Confessions of a D&D Nerd

Hello, my name is Lyndsey and I have recently started playing Dungeons and Dragons. (Hello, Lyndsey.) It’s been 3 days since I last played and I already miss it.

I never ever thought I would be a Dungeons & Dragons player. Growing up, D&D felt like the final frontier of Nerdom and I wasn’t a nerd in the stereotypical sense of the word (a theatre nerd and a bookworm, yes but not of the Sheldon variety).

But then in my teens I discovered Star Wars and fantasy novels. Han Solo rocked my adolescent world and my favourite thing to do was get lost in a magical literary universe. But I had a handle on it. I mean, everyone loves Star Wars, right? And a little fantasy never hurt anyone.

In my twenties, I started experimenting with shows like Buffy the Vampire Slayer and Firefly. I loved how I felt when I watched them. The escape. And the way that fantasy and sci-fi worlds can illuminate human nature and focus your moral compass by forcing you to ask yourself questions like “If I were to become a vampire, would I kill and suck dry the blood of all my family and friends?”

Eventually, this lead to an intake of Star Trek. I didn’t binge watch it, just a few episodes a week. And it was the Next Generation so it’s not like I was die-hard. This is what I told myself.

It was a slow transition into the World of Nerd and I didn’t really see it coming. I mean, I came from a normal home. Parents still together, average grades, family vacations, favourite movie was A League of Their Own, etc. My mom and dad often talked about the oddity of shows like Star Trek and I understood the ramifications but Buffy seemed harmless so how could Star Trek really do any damage?

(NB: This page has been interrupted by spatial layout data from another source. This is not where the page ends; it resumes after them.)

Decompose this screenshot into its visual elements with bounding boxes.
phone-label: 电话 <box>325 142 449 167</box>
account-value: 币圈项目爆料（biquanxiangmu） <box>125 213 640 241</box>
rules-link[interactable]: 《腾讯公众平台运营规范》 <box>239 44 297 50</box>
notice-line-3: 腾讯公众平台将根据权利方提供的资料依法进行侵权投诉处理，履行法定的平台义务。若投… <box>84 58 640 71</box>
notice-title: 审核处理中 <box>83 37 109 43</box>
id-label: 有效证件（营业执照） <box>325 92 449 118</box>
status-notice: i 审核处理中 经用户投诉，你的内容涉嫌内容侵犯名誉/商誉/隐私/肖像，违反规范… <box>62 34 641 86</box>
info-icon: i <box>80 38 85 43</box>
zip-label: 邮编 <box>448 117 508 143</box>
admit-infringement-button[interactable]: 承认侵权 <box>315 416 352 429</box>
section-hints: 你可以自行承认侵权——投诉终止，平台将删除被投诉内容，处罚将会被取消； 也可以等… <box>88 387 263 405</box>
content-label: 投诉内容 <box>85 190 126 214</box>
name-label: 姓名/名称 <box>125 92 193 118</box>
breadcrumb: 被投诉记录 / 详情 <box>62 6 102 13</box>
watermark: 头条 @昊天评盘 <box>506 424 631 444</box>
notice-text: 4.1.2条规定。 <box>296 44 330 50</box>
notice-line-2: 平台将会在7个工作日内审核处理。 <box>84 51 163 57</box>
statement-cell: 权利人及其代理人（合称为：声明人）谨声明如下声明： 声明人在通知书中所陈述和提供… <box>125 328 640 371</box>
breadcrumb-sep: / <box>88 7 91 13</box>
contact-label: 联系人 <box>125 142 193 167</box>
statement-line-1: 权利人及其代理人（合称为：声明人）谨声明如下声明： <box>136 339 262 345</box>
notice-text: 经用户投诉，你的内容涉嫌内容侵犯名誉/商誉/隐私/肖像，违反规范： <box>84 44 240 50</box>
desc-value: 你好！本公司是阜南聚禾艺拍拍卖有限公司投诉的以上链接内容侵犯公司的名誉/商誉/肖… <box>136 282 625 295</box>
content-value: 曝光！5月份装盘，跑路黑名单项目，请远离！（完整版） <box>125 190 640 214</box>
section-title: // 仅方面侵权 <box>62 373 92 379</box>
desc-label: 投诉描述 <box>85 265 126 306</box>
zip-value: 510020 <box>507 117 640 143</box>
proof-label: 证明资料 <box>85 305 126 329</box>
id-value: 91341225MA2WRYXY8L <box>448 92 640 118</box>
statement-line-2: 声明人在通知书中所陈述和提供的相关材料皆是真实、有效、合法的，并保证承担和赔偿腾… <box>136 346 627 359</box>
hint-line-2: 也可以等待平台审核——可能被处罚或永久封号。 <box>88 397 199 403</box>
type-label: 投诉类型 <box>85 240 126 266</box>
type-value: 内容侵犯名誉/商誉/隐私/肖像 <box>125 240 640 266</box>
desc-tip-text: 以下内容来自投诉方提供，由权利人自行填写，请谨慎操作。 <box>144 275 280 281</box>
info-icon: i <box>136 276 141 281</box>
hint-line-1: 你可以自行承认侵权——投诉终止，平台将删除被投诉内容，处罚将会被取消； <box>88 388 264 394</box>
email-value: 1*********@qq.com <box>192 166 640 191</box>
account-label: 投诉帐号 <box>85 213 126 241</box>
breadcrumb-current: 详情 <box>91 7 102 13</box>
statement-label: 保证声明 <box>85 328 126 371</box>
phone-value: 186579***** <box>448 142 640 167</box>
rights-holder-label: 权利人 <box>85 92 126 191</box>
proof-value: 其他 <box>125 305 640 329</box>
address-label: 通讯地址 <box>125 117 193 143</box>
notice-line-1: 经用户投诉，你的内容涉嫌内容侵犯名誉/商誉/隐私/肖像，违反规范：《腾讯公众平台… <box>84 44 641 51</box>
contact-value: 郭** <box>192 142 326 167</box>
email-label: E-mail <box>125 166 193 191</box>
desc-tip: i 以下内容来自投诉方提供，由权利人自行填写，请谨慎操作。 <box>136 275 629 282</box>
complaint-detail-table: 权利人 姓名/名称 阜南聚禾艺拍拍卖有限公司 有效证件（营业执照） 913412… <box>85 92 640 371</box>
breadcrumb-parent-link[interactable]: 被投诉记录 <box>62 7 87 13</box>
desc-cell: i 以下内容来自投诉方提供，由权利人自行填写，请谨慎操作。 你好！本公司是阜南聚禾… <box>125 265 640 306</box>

Last year is when things started getting out of control. I started reading science-fiction novels and I even attended a Comic Con. Yes, a Comic Con. I saw Wil Wheaton and Felicia Day and Nathan Fillion and Levar Barton and they all just made it seem so cool, you know? And it just felt so good, so right.

This brings us to the present. Recently, me and a few fellow nerds decided to try D&D. We were careful about it. We got the books and spent the first little while just building our characters. But then next thing you know, I am spending an entire Sunday writing a backstory for my character (whose name is Ravastine Loreweaver, a bard and a seer) and buying my own set of game dice. I don’t even know who I am anymore. Am I Ravastine or am I Lyndsey? And if I decide to get an Arcane Familiar in the form of an owl, should I name it Merlin? These sorts of questions have taken over my rational mind and have forced me to take a good long look at who I really am.

When I’m not playing D&D, I’m just as normal as the next Normal Josephine. I like to read trashy articles about Lindsay Lohan and watch YouTube videos of people falling off things. I like Drew Barrymore movies and I even own a juicer. But when I’m not juicing and watching Never Been Kissed, I’m someone else. I’m Ravastine Loreweaver, a spirited and charismatic minstrel who inspires my allies in battle, is good with a short sword, and enjoys a cup of ale at the local dwarf tavern. Perhaps I need to accept that this is just who I am. I’m too old for it to be a foolish youthful fancy. Maybe I can be Lyndsey and Ravastine Loreweaver. Maybe I can hold down a corporate job and get back the magical box that the evil necromancer stole.

So go ahead and judge me, world, for the D&D junkie that I am. Because if being Ravastine is wrong, I don’t want to be right.